A woman who admitted that she took rat poison in an attempt to commit suicide, which prosecutors think led to the death of her daughter, agreed to a plea bargain Friday.
The deal essentially wipes out the serious charges against Bei Bei Shuai and allows her to avoid jail time.
The plea bargain charged Shuai with “criminal recklessness”, which is a class B misdemeanor. It’s far less than the murder and feticide charges that were filed against her. Now, she’s a free woman.
“It feels great. (The) best part of it, ya know, I can call my mother. I’m certain she’s worried about me to death. And, I can tell my friend, because they sacrificed their life because of me,” said Bei Bei Shuai after her court appearance.

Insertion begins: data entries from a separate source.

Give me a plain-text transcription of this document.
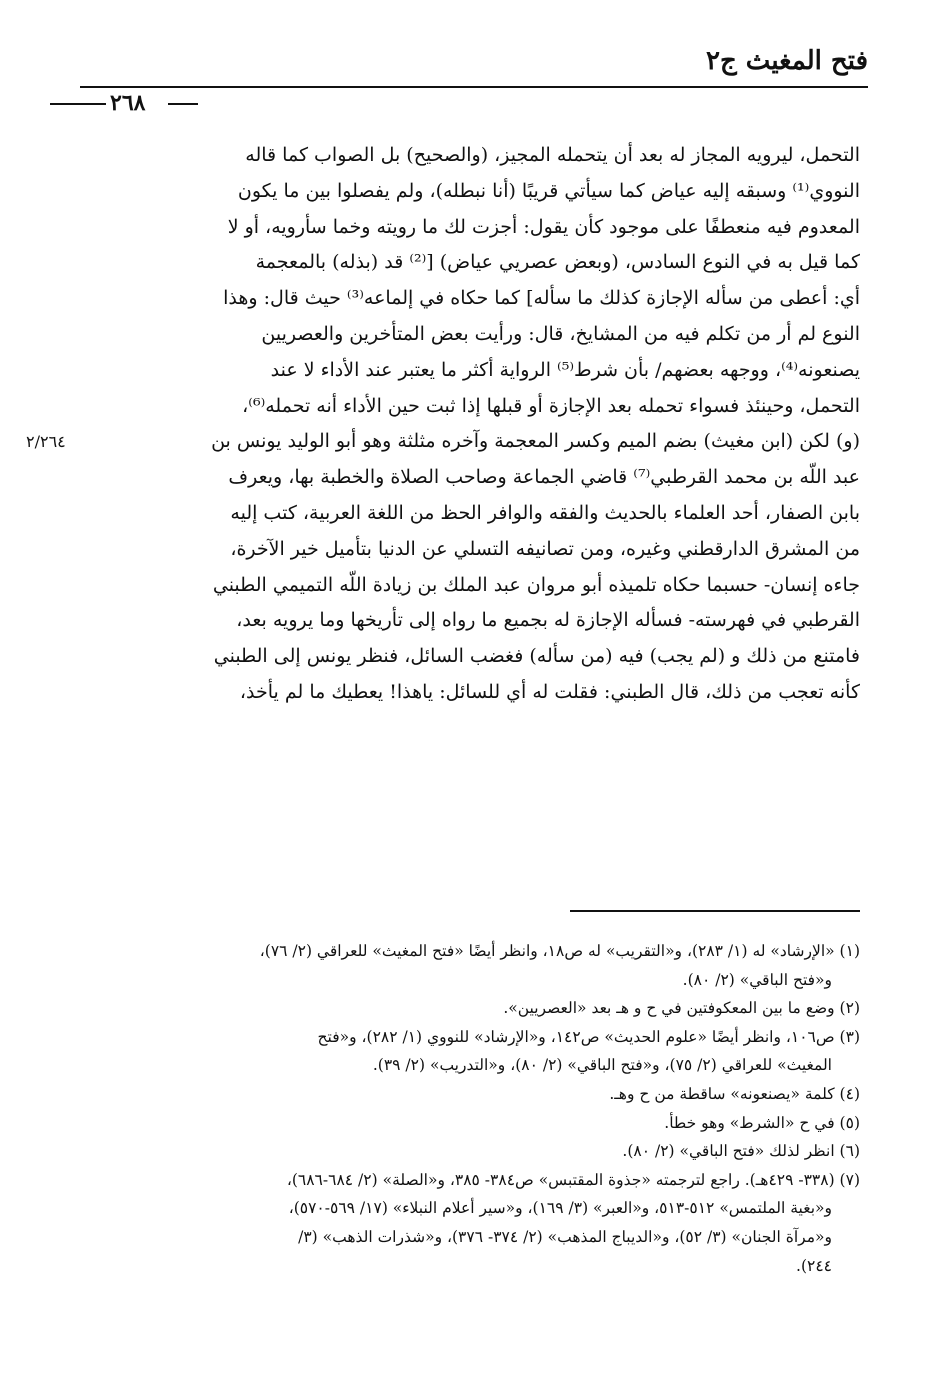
فتح المغيث ج٢
٢٦٨
٢/٢٦٤
التحمل، ليرويه المجاز له بعد أن يتحمله المجيز، (والصحيح) بل الصواب كما قاله
النووي⁽¹⁾ وسبقه إليه عياض كما سيأتي قريبًا (أنا نبطله)، ولم يفصلوا بين ما يكون
المعدوم فيه منعطفًا على موجود كأن يقول: أجزت لك ما رويته وخما سأرويه، أو لا
كما قيل به في النوع السادس، (وبعض عصريي عياض) [⁽²⁾ قد (بذله) بالمعجمة
أي: أعطى من سأله الإجازة كذلك ما سأله] كما حكاه في إلماعه⁽³⁾ حيث قال: وهذا
النوع لم أر من تكلم فيه من المشايخ، قال: ورأيت بعض المتأخرين والعصريين
يصنعونه⁽⁴⁾، ووجهه بعضهم/ بأن شرط⁽⁵⁾ الرواية أكثر ما يعتبر عند الأداء لا عند
التحمل، وحينئذ فسواء تحمله بعد الإجازة أو قبلها إذا ثبت حين الأداء أنه تحمله⁽⁶⁾،
(و) لكن (ابن مغيث) بضم الميم وكسر المعجمة وآخره مثلثة وهو أبو الوليد يونس بن
عبد اللّه بن محمد القرطبي⁽⁷⁾ قاضي الجماعة وصاحب الصلاة والخطبة بها، ويعرف
بابن الصفار، أحد العلماء بالحديث والفقه والوافر الحظ من اللغة العربية، كتب إليه
من المشرق الدارقطني وغيره، ومن تصانيفه التسلي عن الدنيا بتأميل خير الآخرة،
جاءه إنسان- حسبما حكاه تلميذه أبو مروان عبد الملك بن زيادة اللّه التميمي الطبني
القرطبي في فهرسته- فسأله الإجازة له بجميع ما رواه إلى تأريخها وما يرويه بعد،
فامتنع من ذلك و (لم يجب) فيه (من سأله) فغضب السائل، فنظر يونس إلى الطبني
كأنه تعجب من ذلك، قال الطبني: فقلت له أي للسائل: ياهذا! يعطيك ما لم يأخذ،
(١) «الإرشاد» له (١/ ٢٨٣)، و«التقريب» له ص١٨، وانظر أيضًا «فتح المغيث» للعراقي (٢/ ٧٦)،
و«فتح الباقي» (٢/ ٨٠).
(٢) وضع ما بين المعكوفتين في ح و هـ بعد «العصريين».
(٣) ص١٠٦، وانظر أيضًا «علوم الحديث» ص١٤٢، و«الإرشاد» للنووي (١/ ٢٨٢)، و«فتح
المغيث» للعراقي (٢/ ٧٥)، و«فتح الباقي» (٢/ ٨٠)، و«التدريب» (٢/ ٣٩).
(٤) كلمة «يصنعونه» ساقطة من ح وهـ.
(٥) في ح «الشرط» وهو خطأ.
(٦) انظر لذلك «فتح الباقي» (٢/ ٨٠).
(٧) (٣٣٨- ٤٢٩هـ). راجع لترجمته «جذوة المقتبس» ص٣٨٤- ٣٨٥، و«الصلة» (٢/ ٦٨٤-٦٨٦)،
و«بغية الملتمس» ٥١٢-٥١٣، و«العبر» (٣/ ١٦٩)، و«سير أعلام النبلاء» (١٧/ ٥٦٩-٥٧٠)،
و«مرآة الجنان» (٣/ ٥٢)، و«الديباج المذهب» (٢/ ٣٧٤- ٣٧٦)، و«شذرات الذهب» (٣/
٢٤٤).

The plea deal, which gave her a much lesser charge of “criminal recklessness” instead of murder and feticide, was reached an hour before the close of business. It brings an end to a very long and infamous court battle that could have made legal history.
“When you get closer to trial, people start to look at the evidence a little bit more closely and figure out what could happen, and an offer was made,” said Linda Pence, Shuai’s defense attorney.
In late 2010, Shuai was arrested and charged with murder and feticide after she took rat poison as a suicide attempt to escape personal issues. She survived, but prosecutors argued the poison ultimately led to the death of her child, who died three days after an emergency C-section.
Shuai spent more than a year in prison before she bonded out.
Had this case gone to trial, it would have been the first in state history in which a woman was prosecuted for murder, for a suicide attempt while pregnant.
Earlier this year, there were demonstrations by supporters downtown, including handcrafted “Free Bei Bei” signs because this caught a lot of attention.
Now, she’s a free woman because the 178-day sentence in the plea agreement is for time already served.
“I would like to say thank you to everyone, because, I remember every one of them and I want to thank them personally, but today, I want to say thank you very much, thank you,” said Schuai.
The judge also agreed not to impose court costs on to this agreement, going with her attorney’s argument that Shuai doesn’t have the financial means to pay the state back after behind bars for so long.